Ganjia Grasslands, The Majestic Of Gansu Part-1



Perjalanan ke propinsi Gansu di China Barat Laut kali ini, yang paling berkesan justru ketika kami melakukan perjalanan singkat ke sebuah tempat bernama Ganjia. Sebelum menginjakkan kaki di sini, jujur saya tidak memiliki gambaran sama sekali tentang daerah ini. Karena tujuan utama kami sebenarnya adalah kota Xiahe dan Danxia, bukan tempat ini.
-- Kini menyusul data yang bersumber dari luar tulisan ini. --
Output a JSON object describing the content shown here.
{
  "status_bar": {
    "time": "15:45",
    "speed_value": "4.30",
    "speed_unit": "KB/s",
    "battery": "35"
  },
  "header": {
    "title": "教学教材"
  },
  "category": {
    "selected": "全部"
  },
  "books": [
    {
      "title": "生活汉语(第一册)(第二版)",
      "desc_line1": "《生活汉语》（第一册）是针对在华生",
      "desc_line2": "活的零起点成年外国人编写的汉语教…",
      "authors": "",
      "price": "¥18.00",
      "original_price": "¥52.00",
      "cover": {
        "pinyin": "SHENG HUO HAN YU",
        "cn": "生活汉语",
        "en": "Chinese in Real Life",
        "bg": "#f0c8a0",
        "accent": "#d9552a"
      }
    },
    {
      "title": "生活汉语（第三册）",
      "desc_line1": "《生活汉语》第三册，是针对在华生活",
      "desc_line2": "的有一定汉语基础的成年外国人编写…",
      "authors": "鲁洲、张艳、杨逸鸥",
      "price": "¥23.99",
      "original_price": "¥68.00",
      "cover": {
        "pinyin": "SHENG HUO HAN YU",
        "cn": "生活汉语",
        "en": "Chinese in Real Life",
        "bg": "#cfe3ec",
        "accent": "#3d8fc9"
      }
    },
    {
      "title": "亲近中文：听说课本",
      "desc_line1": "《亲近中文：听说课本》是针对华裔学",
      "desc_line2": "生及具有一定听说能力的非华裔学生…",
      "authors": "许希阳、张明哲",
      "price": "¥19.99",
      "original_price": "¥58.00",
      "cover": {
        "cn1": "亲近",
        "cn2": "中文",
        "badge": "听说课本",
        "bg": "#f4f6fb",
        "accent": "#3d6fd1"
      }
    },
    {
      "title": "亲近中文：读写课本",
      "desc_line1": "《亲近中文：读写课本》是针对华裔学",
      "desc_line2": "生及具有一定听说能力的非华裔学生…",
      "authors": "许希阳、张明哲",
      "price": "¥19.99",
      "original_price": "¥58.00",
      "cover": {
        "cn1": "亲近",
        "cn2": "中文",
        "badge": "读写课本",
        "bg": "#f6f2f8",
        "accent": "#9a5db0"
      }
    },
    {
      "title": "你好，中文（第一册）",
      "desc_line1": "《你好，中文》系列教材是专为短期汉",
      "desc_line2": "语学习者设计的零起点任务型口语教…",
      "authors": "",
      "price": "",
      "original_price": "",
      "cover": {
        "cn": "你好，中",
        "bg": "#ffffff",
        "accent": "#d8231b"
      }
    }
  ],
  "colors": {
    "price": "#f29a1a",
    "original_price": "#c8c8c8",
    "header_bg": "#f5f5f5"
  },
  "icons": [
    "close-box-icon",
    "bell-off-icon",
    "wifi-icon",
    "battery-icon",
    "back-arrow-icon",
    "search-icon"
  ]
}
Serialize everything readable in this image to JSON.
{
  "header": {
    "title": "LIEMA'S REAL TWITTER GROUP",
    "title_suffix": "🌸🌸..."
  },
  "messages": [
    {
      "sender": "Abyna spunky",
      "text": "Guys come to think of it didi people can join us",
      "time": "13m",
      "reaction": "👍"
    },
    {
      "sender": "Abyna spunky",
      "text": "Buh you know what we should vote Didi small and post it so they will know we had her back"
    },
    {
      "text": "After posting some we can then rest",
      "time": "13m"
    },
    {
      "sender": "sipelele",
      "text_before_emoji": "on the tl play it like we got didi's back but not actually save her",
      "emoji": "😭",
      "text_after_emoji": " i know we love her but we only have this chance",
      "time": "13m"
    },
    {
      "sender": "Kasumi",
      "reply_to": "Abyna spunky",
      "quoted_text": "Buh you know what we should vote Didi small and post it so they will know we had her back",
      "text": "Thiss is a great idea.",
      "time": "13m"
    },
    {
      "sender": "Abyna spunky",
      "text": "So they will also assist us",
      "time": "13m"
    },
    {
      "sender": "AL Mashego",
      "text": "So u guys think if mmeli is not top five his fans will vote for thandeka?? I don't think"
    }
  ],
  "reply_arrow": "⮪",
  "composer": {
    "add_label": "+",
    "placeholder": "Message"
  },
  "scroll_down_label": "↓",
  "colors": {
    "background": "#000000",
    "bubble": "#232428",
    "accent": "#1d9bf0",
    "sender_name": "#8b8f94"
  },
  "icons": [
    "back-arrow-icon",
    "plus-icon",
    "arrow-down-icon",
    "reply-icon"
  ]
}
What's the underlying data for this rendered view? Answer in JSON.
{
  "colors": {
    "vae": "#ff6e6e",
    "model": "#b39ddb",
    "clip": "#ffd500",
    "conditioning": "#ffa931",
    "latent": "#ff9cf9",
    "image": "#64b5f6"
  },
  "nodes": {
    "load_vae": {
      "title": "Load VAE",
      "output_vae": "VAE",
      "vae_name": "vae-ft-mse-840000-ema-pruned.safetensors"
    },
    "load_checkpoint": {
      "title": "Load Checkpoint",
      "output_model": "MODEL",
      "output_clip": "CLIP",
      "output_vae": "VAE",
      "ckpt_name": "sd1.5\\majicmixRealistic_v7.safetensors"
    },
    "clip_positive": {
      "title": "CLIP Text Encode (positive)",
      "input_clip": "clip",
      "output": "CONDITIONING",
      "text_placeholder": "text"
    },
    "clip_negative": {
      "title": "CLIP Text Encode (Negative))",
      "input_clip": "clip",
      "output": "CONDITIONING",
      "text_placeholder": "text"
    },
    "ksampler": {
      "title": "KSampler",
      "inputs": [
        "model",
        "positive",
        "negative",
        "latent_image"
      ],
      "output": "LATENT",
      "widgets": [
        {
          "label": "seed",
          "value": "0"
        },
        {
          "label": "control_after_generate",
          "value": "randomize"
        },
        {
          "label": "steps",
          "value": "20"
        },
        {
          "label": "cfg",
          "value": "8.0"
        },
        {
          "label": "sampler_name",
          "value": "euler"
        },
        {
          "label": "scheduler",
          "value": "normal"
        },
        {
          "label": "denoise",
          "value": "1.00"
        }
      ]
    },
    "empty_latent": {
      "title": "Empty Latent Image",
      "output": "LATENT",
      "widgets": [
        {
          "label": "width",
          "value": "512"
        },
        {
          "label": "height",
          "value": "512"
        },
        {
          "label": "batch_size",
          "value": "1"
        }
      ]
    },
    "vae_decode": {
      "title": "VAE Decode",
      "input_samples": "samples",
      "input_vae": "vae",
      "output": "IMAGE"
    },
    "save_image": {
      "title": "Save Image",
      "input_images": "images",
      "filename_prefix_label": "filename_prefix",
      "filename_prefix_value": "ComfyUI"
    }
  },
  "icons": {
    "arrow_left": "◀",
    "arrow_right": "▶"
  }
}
Teman saya Ovie sempat menyinggung nama tempat ini beberapa minggu sebelum perjalanan kami dimulai. Namun saya benar-benar tidak tahu apa yang akan dilakukan di sana dan tidak bisa membayangkannya saat itu. Apalagi belum bisa dipastikan apakah kami memiliki waktu yang cukup atau tidak selama berada di Xiahe. Hingga akhirnya saya memutuskan untuk mengeksplor tempat ini, setelah mempelajari sebuah peta kabupaten Xiahe yang ditempel di atas dinding Tara Guesthouse, tempat kami menginap selama berada di Xiahe. Lalu bagaimana kondisi alam yang sesungguhnya dan apa yang kami temukan di sana? Hmm….. benar-benar amazing, dan saya langsung tersihir dan jatuh cinta pada alamnya, yang masih begitu virgin.

Ganjia (baca : Kan Cia) berada di bagian barat laut kabupaten Xiahe. Tempat ini memiliki alam yang sangat indah, namun untuk sektor pariwisata sepertinya baru sedang dirintis. Jika di kota Xiahe turis lokal sudah banyak berdatangan. Setiap penginapan, restoran dan toko-toko ramai dipenuhi pengunjung, sedangkan di Ganjia jangankan toko atau restoran, pemukiman warga saja jarang-jarang. Padahal Ganjia letaknya sangat strategis karena berada pada lintasan penghubung antara Xiahe dan Xining.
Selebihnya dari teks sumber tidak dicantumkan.